While no company is perfect, correcting errors when they occur is a necessary part of doing business — and necessary to a properly functioning market...
Other private organizations and businesses {Kelley's Blue Book, consumer Reports] also have an incentive to provide reliable, accurate and timely information on product quality and safety...
Private organizations such as Consumers Union must maintain a reputation for accuracy and integrity. If they fail to do so, they lose support, credibility and revenue. Government agencies must meet no such market test. In fact, it is often failure that gets rewarded with larger budgets, additional employees, and more investigative or regulatory authority. Their incentive, therefore, is to exaggerate problems...
Government's incentives — beyond doing the right thing, which most government employees want to do — are often at odds with its mission.
Many proponents of government regulation can not visualize how quality control can be achieved in the free market. Schaefer illustrates how not only it is possible in the free market, it is superior. Read the rest.
5 comments:
I am surprised that you did not raise the possibility that the government has its hand in magnifying the problem, advertizing it and allerting the public to it. Now that the government has ownership in the car industry, they has an incentive if their competition fails. My impression is that the problem is not as severe as it seems and that Toyota's cars are still by far the safest. The government, when allowed, has a stronger influence and unfortunately we don't have a free market anymore.

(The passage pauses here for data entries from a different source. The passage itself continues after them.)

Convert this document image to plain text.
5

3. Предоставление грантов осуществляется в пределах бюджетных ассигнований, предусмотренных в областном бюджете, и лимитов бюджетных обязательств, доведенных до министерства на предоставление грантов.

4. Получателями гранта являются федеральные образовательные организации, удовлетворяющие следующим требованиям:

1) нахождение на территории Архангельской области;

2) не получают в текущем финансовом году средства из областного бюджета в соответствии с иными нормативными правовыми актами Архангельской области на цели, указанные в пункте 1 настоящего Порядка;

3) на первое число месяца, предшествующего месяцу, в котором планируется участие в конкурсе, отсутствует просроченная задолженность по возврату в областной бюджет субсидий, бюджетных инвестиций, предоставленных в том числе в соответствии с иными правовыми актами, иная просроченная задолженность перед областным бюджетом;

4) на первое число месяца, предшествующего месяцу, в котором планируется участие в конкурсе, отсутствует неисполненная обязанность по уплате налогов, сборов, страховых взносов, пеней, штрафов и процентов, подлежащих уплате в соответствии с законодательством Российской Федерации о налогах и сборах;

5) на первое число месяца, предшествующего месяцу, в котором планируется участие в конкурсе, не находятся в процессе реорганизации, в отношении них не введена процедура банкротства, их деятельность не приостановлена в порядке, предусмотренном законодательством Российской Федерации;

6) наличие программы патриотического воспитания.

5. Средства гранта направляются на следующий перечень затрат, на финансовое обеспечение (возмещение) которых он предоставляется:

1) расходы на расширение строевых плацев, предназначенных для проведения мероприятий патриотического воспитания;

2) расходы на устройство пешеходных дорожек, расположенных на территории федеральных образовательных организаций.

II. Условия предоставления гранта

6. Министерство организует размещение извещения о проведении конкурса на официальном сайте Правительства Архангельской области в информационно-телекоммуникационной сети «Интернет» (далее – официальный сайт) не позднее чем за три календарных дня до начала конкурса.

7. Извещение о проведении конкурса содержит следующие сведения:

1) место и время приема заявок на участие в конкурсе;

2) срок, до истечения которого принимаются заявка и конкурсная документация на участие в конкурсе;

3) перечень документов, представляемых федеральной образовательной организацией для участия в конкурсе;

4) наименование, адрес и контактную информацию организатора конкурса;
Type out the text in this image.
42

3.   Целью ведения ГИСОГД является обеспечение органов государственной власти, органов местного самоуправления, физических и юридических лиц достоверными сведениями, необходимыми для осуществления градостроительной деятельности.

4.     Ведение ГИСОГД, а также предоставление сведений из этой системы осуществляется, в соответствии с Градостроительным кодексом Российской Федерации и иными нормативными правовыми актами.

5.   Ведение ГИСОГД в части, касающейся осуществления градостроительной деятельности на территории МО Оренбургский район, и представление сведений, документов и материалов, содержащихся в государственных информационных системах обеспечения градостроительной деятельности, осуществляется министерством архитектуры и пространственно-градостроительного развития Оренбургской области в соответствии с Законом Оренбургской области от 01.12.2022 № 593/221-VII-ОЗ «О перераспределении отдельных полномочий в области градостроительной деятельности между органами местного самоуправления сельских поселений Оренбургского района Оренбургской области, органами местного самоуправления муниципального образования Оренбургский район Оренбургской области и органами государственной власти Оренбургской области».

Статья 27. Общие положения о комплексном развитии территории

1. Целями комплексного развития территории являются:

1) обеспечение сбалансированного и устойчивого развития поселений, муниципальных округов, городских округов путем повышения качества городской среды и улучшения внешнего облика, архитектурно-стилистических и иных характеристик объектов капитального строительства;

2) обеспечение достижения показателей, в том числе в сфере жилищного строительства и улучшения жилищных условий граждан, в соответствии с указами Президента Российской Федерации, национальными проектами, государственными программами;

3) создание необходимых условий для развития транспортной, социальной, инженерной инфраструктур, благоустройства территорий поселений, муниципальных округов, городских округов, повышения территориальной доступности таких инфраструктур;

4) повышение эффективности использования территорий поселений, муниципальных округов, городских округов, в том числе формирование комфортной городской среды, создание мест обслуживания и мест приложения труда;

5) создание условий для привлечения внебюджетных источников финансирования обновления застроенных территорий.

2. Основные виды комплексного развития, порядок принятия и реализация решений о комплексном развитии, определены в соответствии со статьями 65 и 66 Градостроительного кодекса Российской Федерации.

Excellent points. Thanks for commenting.
This affair reminds me very much of the "unintended acceleration" allegations made against Audi in the USA many years ago. In the end the entire affair was demonstrated to be a combination of driver error (to stop one is supposed to press the brake pedal, not the accelerator pedal, to reverse the car one is supposed to select "reverse" and not "drive") and media hysteria. It cost VAG millions of dollars in investigations, frivolous law suits and in lost sales. The main difference between what VAG was dealing with and what Toyota is facing is that these days most of the USA car industry is a branch of government.